Brand marketers should create original ad content that is optimized for VR, said Kelly Andresen, senior vice president and head of Get Creative at USA Today Network.
"Don’t try to cut corners and simply re-purpose your 2D TV or online video ad for 360 or VR application," she said. "Take advantage of the immersive properties of 360 and VR — and use the full scope of the canvas. And don’t be afraid of the additional investment — there is good scale opportunity here, particularly in 360 videos across social and mobile video that enable you to reach a sizeable audience."
Brands can cut costs by creating 360-degree video that doesn't require a VR headset, Jourdain May, senior content producer at Oregon-based The Program, told Digiday. May told the publication that 360-video and "VR-type work" has proven to be most successful if clients find opportunities that lend themselves to immersive experiences. Traditional media are still best for those messages that don't benefit from immersive experiences.
Google, which has a 41% share of the digital ad market, is working on several kinds of VR formats. Its video-sharing service with 1.5 billion users, YouTube, introduced its VR180 format in June to help content producers create immersive videos. The company is working with electronics manufacturers to develop special cameras that will support the VR180 format.
Google also debuted a website for its internal startup incubator program Area 120 that demonstrates Advr, a technology intended to simplify the development of VR advertising.
Advr technology lets video ads run in 3-D and VR environments through a new, cube-like format.

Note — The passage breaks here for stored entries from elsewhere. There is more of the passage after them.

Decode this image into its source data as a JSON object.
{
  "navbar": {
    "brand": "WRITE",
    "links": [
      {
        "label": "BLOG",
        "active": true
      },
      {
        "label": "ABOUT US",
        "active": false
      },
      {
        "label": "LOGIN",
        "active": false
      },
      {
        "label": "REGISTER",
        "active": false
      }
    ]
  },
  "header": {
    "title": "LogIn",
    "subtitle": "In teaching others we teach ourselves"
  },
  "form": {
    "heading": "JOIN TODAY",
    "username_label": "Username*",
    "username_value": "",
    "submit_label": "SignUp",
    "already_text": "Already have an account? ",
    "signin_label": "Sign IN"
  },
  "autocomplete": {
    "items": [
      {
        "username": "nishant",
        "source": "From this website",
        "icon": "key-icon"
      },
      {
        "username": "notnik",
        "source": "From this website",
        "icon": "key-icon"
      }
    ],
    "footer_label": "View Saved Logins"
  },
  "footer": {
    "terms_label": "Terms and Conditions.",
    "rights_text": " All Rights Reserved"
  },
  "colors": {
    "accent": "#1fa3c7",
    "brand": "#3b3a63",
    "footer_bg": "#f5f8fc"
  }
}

Advr was based on several key principles including being easy for developers to implement, native to VR and customizable as well as being useful and non-intrusive for users. As such, it points to how VR is heading towards a more accessible future.
"Developers and users have told us they want to avoid disruptive, hard-to-implement ad experiences in VR," Aayush Upadhyay, Google product manager, and Neel Rao, associate product manager, said in a blog post. "Our first idea for a potential format presents a cube to users, with the option to engage with it and then see a video ad."